NEDS-SLAM: A Neural Explicit Dense Semantic SLAM Framework using 3D Gaussian Splatting
Yiming Ji, Yang Liu, Guanghu Xie, Boyu Ma, Zongwu Xie
TL;DR
NEDS-SLAM addresses robust dense semantic SLAM by embedding high-dimensional semantic features into 3D Gaussian representations and using differentiable Gaussian splatting for real-time rendering. It introduces SCFF to fuse semantic and appearance cues with spatial consistency, a lightweight encoder to compress semantic features into Gaussian parameters, and Virtual Camera View Pruning (VCVP) to identify and attenuate outlier Gaussians from novel virtual views. The system demonstrates improved camera tracking accuracy and semantically rich reconstructions on Replica and ScanNet datasets, outperforming several baselines and showing strong ablations for SCFF and VCVP. This work advances practical neural implicit SLAM by balancing expressive semantic embedding, memory efficiency, and real-time performance for dense semantic scene understanding.
Abstract
We propose NEDS-SLAM, a dense semantic SLAM system based on 3D Gaussian representation, that enables robust 3D semantic mapping, accurate camera tracking, and high-quality rendering in real-time. In the system, we propose a Spatially Consistent Feature Fusion model to reduce the effect of erroneous estimates from pre-trained segmentation head on semantic reconstruction, achieving robust 3D semantic Gaussian mapping. Additionally, we employ a lightweight encoder-decoder to compress the high-dimensional semantic features into a compact 3D Gaussian representation, mitigating the burden of excessive memory consumption.

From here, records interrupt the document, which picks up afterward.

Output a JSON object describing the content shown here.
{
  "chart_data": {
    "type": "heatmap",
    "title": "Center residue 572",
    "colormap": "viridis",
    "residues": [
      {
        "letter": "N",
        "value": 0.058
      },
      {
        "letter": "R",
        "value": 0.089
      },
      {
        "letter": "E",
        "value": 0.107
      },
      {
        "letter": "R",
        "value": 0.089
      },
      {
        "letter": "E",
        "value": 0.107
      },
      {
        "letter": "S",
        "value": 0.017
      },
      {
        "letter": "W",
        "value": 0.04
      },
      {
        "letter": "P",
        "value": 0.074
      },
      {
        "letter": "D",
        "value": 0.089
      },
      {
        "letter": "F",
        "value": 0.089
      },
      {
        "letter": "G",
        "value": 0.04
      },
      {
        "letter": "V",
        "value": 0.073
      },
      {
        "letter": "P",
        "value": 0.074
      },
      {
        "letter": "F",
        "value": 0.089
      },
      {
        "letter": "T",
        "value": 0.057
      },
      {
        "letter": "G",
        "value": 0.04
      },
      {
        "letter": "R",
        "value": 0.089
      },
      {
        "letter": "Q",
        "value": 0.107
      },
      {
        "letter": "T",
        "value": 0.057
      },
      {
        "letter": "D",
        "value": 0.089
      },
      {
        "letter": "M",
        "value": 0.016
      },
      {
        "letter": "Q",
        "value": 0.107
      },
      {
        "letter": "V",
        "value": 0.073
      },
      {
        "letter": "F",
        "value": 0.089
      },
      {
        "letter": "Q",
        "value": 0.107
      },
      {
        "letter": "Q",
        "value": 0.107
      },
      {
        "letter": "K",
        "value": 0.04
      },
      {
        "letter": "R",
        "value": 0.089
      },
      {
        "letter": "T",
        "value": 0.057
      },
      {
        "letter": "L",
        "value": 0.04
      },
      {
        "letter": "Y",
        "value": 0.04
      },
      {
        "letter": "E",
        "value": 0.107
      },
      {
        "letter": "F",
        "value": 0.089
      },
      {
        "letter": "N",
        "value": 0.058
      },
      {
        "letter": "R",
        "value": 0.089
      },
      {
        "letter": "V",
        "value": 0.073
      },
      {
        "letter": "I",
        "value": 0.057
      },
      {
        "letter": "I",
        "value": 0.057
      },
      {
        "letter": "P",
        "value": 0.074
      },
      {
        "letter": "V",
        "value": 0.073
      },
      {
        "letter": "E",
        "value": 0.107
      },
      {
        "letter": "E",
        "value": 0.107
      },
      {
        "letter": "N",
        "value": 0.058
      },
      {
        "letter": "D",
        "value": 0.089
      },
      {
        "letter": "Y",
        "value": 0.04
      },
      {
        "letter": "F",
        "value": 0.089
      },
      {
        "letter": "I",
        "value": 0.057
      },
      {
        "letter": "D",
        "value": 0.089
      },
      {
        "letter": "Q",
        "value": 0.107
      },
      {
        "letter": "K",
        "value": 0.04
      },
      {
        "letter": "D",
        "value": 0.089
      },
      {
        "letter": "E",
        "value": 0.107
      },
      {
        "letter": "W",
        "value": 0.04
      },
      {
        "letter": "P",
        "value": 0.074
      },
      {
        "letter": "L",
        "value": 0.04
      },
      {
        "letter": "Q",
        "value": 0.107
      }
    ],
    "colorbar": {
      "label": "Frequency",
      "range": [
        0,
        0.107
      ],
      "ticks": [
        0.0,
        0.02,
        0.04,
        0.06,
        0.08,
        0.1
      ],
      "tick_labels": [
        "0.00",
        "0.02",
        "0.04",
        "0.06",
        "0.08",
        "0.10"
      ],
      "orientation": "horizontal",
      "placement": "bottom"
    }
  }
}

Furthermore, we leverage the advantage of 3D Gaussian splatting, which enables efficient and differentiable novel view rendering, and propose a Virtual Camera View Pruning method to eliminate outlier gaussians, thereby effectively enhancing the quality of scene representations. Our NEDS-SLAM method demonstrates competitive performance over existing dense semantic SLAM methods in terms of mapping and tracking accuracy on Replica and ScanNet datasets, while also showing excellent capabilities in 3D dense semantic mapping.